You have to sit in a large old cushioned chair, and are told not to leave the room while the Principal goes and takes a leak. After he shuts the door you begin to make little whimpering noises and you absolutely think you will go out of your mind. In the few moments you have alone, you think what your possible choices are, and of course, the only real thing that matters is that you make a deal without Mother knowing. This is about all the bargaining power you have, and you weep, and you smile, and you weep, and you smile, and you weep, and you smile.

But you keep condemning yourself; you’re a revolutionary, an individual, and so forth. You keep defining yourself and making it worse with every remark you say to the Principal.
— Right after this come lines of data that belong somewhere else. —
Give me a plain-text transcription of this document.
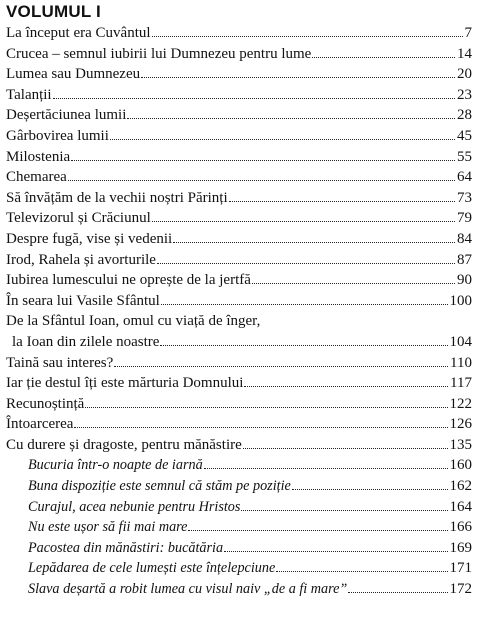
VOLUMUL I
La început era Cuvântul	7
Crucea – semnul iubirii lui Dumnezeu pentru lume	14
Lumea sau Dumnezeu	20
Talanții	23
Deșertăciunea lumii	28
Gârbovirea lumii	45
Milostenia	55
Chemarea	64
Să învățăm de la vechii noștri Părinți	73
Televizorul și Crăciunul	79
Despre fugă, vise și vedenii	84
Irod, Rahela și avorturile	87
Iubirea lumescului ne oprește de la jertfă	90
În seara lui Vasile Sfântul	100
De la Sfântul Ioan, omul cu viață de înger,
la Ioan din zilele noastre	104
Taină sau interes?	110
Iar ție destul îți este mărturia Domnului	117
Recunoștință	122
Întoarcerea	126
Cu durere și dragoste, pentru mănăstire	135
Bucuria într-o noapte de iarnă	160
Buna dispoziție este semnul că stăm pe poziție	162
Curajul, acea nebunie pentru Hristos	164
Nu este ușor să fii mai mare	166
Pacostea din mănăstiri: bucătăria	169
Lepădarea de cele lumești este înțelepciune	171
Slava deșartă a robit lumea cu visul naiv „de a fi mare”	172
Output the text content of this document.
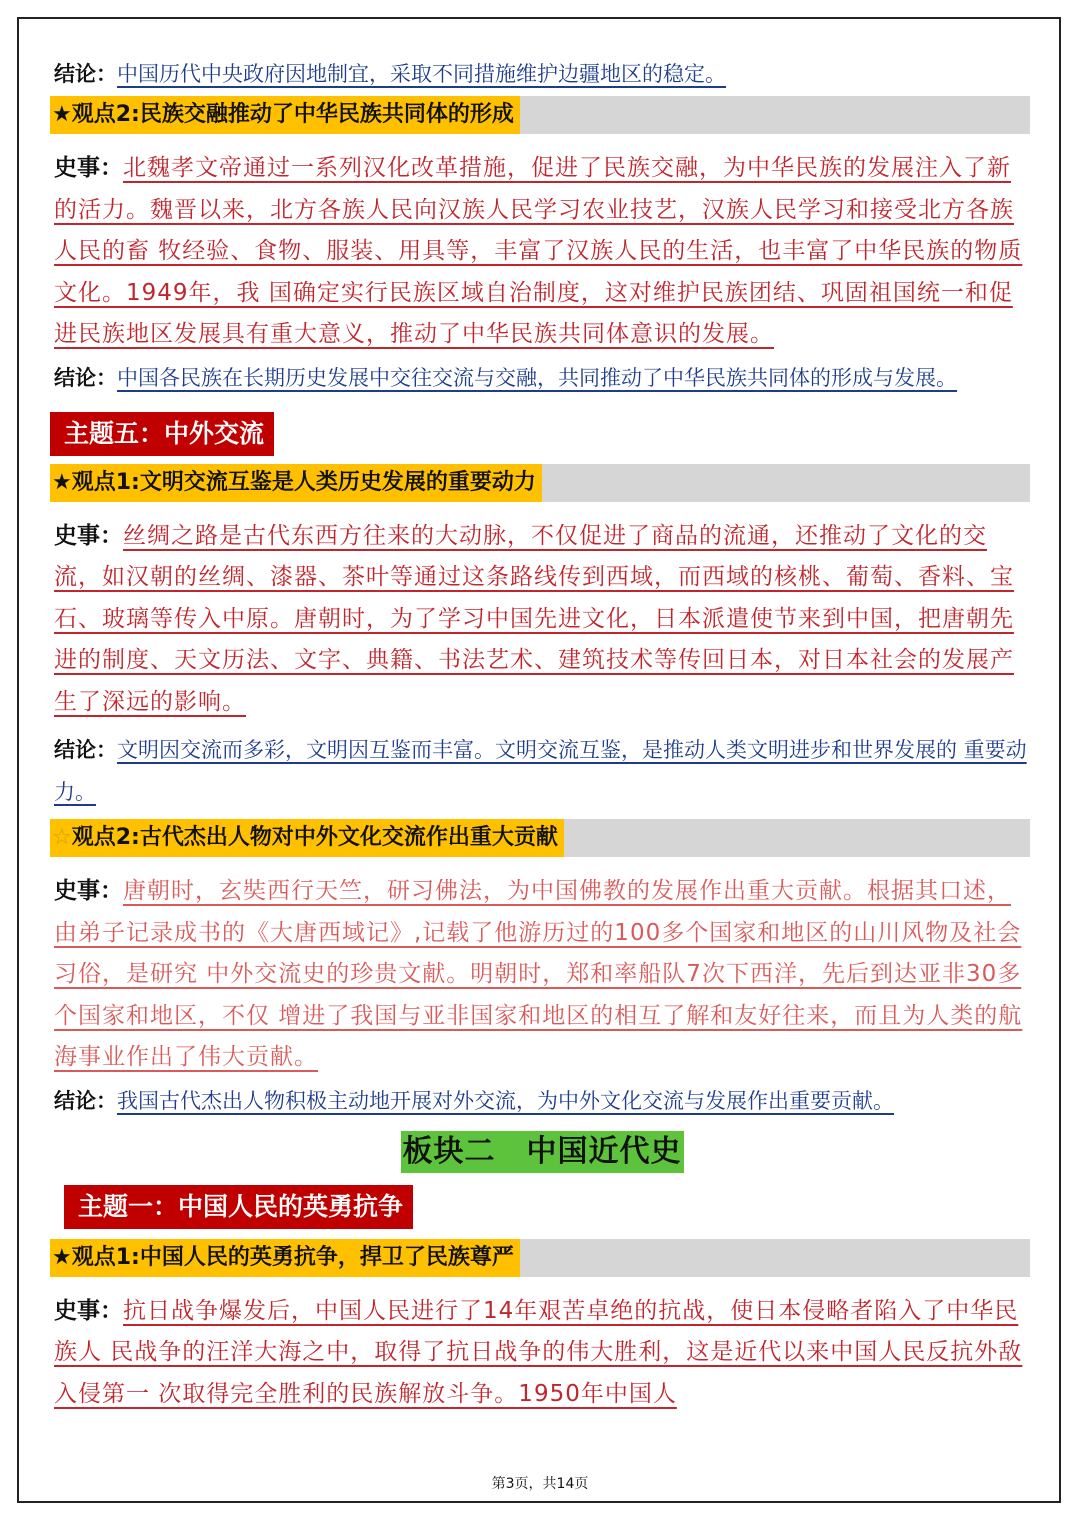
结论：中国历代中央政府因地制宜，采取不同措施维护边疆地区的稳定。

★观点2:民族交融推动了中华民族共同体的形成

史事：北魏孝文帝通过一系列汉化改革措施，促进了民族交融，为中华民族的发展注入了新的活力。魏晋以来，北方各族人民向汉族人民学习农业技艺，汉族人民学习和接受北方各族人民的畜 牧经验、食物、服装、用具等，丰富了汉族人民的生活，也丰富了中华民族的物质文化。1949年，我 国确定实行民族区域自治制度，这对维护民族团结、巩固祖国统一和促进民族地区发展具有重大意义，推动了中华民族共同体意识的发展。

结论：中国各民族在长期历史发展中交往交流与交融，共同推动了中华民族共同体的形成与发展。

主题五：中外交流
★观点1:文明交流互鉴是人类历史发展的重要动力

史事：丝绸之路是古代东西方往来的大动脉，不仅促进了商品的流通，还推动了文化的交流，如汉朝的丝绸、漆器、茶叶等通过这条路线传到西域，而西域的核桃、葡萄、香料、宝石、玻璃等传入中原。唐朝时，为了学习中国先进文化，日本派遣使节来到中国，把唐朝先进的制度、天文历法、文字、典籍、书法艺术、建筑技术等传回日本，对日本社会的发展产生了深远的影响。

结论：文明因交流而多彩，文明因互鉴而丰富。文明交流互鉴，是推动人类文明进步和世界发展的 重要动力。

☆观点2:古代杰出人物对中外文化交流作出重大贡献

史事：唐朝时，玄奘西行天竺，研习佛法，为中国佛教的发展作出重大贡献。根据其口述，由弟子记录成书的《大唐西域记》,记载了他游历过的100多个国家和地区的山川风物及社会习俗，是研究 中外交流史的珍贵文献。明朝时，郑和率船队7次下西洋，先后到达亚非30多个国家和地区，不仅 增进了我国与亚非国家和地区的相互了解和友好往来，而且为人类的航海事业作出了伟大贡献。

结论：我国古代杰出人物积极主动地开展对外交流，为中外文化交流与发展作出重要贡献。

板块二　中国近代史

主题一：中国人民的英勇抗争
★观点1:中国人民的英勇抗争，捍卫了民族尊严

史事：抗日战争爆发后，中国人民进行了14年艰苦卓绝的抗战，使日本侵略者陷入了中华民族人 民战争的汪洋大海之中，取得了抗日战争的伟大胜利，这是近代以来中国人民反抗外敌入侵第一 次取得完全胜利的民族解放斗争。1950年中国人

第3页，共14页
You will not accept the fact that the pencil was lying on the floor. You will not agree to that, and it’s all the Principal wants. You even go so far as to talk about “kid’s rights,” and bringing in witnesses from the class. You nearly have the Principal rolling on the floor hysterically with your inflammatory speeches. He asks, What in the hell is wrong with you? Do you think you’re a superstar? Do you think you’re Alexander the Great? Do you think you’re a god?

You’ve been with the Principal for half an hour and the bargaining is about over. He feels the need to tell you how important it is to listen to your teachers. He tells you how much about life you don’t know. He tells you how important it is not to disappoint your parents. And every time you think you’re off the hook, he says he ought to call your Mother, and you sink back into your unimaginable gloom. You’ve never felt this way before, and you’ve been around, you’re in the fifth grade.

You make the deal and perhaps it has something to do with a call from his wife while you sit in the chair with all of your misfortunes running over. After the phone call his face is severe, and you start slipping, slipping, and slipping. Thinking of the injustice no longer helps; in fact, you think maybe the injustice was all in your head. The Principal knows what you are thinking, and he knows he has you because you want it too bad. So it’s ten licks with the paddle and five days of recess detention, and an apology to Mrs. Rutland, and you count your lucky stars because Mother will not find out and you hardly feel the air-swishing licks across your ass.